How to mask SQL Server data using Dynamic data masking

In the world of today, information can be classified into sensitive and non-sensitive data. The sensitive data is classified as data that contains private, personally identifiable, financial, and security information, whose discovery can be misused and damage the reputation of a person or an organization.

Since sensitive data can cause damage or can be misused, both big corporations and small firms are looking to protect that data. For example, in the banking system, a payment card number stored in the database presents sensitive data that can be misused and that data must be protected from unauthorized use. One aspect of protecting sensitive data is insuring who can see sensitive data according to predefined security levels.

Dynamic data masking feature that Microsoft implemented in SQL Server 2016 version, allows users to mask SQL Server data based on predefined security levels. When dynamic data masking is used, sensitive data will be hidden from non-privileged users, i.e. non-privileged users will be served masked data, while privileged users (users with a higher level of security) will have access to real sensitive data. The good side of this feature is that it only hides sensitive data and does not change the actual data in the database.
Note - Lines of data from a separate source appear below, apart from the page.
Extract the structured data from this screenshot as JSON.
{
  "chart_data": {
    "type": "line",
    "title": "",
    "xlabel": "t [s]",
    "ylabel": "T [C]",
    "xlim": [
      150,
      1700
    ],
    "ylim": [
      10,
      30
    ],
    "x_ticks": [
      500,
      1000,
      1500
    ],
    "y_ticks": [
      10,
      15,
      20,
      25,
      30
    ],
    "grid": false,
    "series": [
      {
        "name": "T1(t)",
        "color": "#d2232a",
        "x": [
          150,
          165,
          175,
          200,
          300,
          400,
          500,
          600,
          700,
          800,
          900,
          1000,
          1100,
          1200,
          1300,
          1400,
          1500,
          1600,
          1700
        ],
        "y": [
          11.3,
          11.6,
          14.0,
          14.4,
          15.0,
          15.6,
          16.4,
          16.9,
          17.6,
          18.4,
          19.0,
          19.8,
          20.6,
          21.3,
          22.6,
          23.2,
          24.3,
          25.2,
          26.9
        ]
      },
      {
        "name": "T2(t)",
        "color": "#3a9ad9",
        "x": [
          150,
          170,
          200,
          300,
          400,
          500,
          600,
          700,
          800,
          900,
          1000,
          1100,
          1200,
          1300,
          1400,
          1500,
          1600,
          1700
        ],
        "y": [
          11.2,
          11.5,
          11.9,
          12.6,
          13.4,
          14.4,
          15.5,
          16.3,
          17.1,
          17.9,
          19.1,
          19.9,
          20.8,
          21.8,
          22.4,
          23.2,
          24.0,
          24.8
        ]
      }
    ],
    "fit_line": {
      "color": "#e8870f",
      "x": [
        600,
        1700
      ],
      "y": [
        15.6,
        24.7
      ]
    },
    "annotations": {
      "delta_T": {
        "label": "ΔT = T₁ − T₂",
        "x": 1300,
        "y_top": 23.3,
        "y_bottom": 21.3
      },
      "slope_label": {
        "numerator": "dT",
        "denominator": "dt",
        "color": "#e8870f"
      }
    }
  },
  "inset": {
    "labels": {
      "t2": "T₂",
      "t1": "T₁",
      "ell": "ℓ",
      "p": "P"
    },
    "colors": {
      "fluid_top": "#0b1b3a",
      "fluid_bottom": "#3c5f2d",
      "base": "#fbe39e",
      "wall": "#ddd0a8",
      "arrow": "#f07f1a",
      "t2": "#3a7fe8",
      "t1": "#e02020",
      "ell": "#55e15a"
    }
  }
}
In this article, two ways of using the Dynamic data masking will be explained:

  • By T-SQL code in SQL Server Management Studio
  • By ApexSQL Mask

Mask SQL Server data using Dynamic data masking feature in SQL Server

In SQL Server 2016 and newer versions, Microsoft offers some pre-defined types of masks that will use to specify the Dynamic data masking. The Dynamic data masking types are:

  • Default data masking
  • Random data masking
  • Email data masking
  • Custom data masking

To explain and demonstrate each type of dynamic data masking, the table dbo.Customer will be created in the sample AdventureWorks2019 database:

USE [AdventureWorks2019]
GO

CREATE TABLE Customer (
Customer_ID INT IDENTITY(1, 1) PRIMARY KEY
,First_Name NVARCHAR(10) NOT NULL
,Last_Name NVARCHAR(10) NOT NULL
,Date_Of_Birth DATETIME NULL
,Montly_bill INT NULL
,Email NVARCHAR(50) NULL
,Credit_Card_Number NVARCHAR(25) NOT NULL
)

That newly created table will be populated with sample sensitive data, and then will be masked using different types of Dynamic data masking. Table dbo.Customer will be populated with 10 new test records with the help of ApexSQL Generate, test data generator tool:

The Customer table which sensitive data will be masked

When the table is created and populated with test data, the next step is to create a new user with the name “Test”, which will have read-only access over the newly created table:

CREATE USER Test WITHOUT LOGIN;
GRANT SELECT ON Customer to Test;

If the newly created read-only user queries data from the dbo.Customer table:

USE AdventureWorks2019
GO
EXECUTE AS USER = 'Test';
SELECT * FROM Customer;
REVERT;

All sensitive data from the table will be presented to the Test user, which could potentially be a security breach depending on the level of authority. However, by using dynamic data masking in SQL Server, the authorized persons can mask data presented to the non-privileged users and in this way prevent a security break.

With which predefined type of dynamic data masking the sensitive data will be masked depends on the data type of the column to be masked. In the next part, the article will explain previously mentioned predefined types of dynamic data masking in detail.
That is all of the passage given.